RFR: Using Reinforcement Learning to discover attentional strategies

Proposed by Cerenaut and the Whole Brain Architecture Initiative
(What is a Request for Research/RFR?)

Background

Recent work on language modelling has shown that attentional filtering produces state-of-the-art performance [1,2]. It seems that the act of selectively remembering context enables learning a better model. But current Transformer architectures employ deep-backpropagation through many layers and back through time. This is expensive both in terms of memory and computation, but it’s essential for learning to control the attention mechanism.

RSM is an alternative approach to credit assignment in neural networks that only uses local and immediate inputs, yet is able to exploit delayed and distant information [3]. Recent improvements to RSM have delivered excellent results in language modelling [4], better than recurrent neural networks but still inferior to Transformer and LSTM networks that selectively store and use historical context. 

One of the key features of RSM is “biological plausibility”. This means that it learns in a way that’s more likely to approximate learning in biological neurons.
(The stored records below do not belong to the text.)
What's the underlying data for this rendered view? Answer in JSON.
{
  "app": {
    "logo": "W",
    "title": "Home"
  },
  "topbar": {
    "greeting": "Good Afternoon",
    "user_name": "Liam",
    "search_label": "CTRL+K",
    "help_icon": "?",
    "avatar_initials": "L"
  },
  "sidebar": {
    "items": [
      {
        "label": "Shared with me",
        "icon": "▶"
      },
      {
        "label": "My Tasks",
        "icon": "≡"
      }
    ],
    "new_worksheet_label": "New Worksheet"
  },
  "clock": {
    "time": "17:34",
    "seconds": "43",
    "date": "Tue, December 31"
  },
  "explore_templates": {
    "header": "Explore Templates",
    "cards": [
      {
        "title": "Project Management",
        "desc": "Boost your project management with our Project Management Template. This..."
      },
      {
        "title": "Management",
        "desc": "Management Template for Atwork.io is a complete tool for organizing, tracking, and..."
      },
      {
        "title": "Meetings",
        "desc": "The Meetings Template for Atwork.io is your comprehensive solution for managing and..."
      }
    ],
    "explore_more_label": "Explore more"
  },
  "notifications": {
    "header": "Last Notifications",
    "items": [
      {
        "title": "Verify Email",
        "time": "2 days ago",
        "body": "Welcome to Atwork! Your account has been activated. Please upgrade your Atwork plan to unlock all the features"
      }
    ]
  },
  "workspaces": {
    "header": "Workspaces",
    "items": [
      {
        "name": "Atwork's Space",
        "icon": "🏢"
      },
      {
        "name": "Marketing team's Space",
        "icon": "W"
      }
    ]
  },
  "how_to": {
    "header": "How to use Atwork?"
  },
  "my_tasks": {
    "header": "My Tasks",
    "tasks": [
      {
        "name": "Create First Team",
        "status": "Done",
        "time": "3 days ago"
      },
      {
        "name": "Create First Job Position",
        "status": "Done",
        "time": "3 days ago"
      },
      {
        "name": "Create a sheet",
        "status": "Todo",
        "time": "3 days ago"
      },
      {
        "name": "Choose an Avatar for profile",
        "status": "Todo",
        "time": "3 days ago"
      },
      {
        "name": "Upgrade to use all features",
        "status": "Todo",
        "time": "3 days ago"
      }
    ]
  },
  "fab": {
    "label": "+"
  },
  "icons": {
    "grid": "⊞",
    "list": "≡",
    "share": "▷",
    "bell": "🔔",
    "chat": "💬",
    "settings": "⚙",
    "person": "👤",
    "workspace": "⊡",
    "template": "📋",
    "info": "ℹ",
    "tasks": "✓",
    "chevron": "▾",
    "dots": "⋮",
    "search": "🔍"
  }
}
To maintain biological plausibility while adding attentional filtering requires a way to associate current attention behaviour with later consequences for predictability. A biologically-plausible way of doing this is to use reinforcement-learning to estimate the “reward” of particular attentional strategies in specific contexts.

Aim and Outline

This project aims to combine RSM with attentional filtering. The attentional filtering would aim to reproduce the effects achieved in Transformer, but without deep-backpropagation. Instead of gradients, discounted rewards are propagated backwards in time to control the attentional strategies and maximize e.g. next word prediction perplexity.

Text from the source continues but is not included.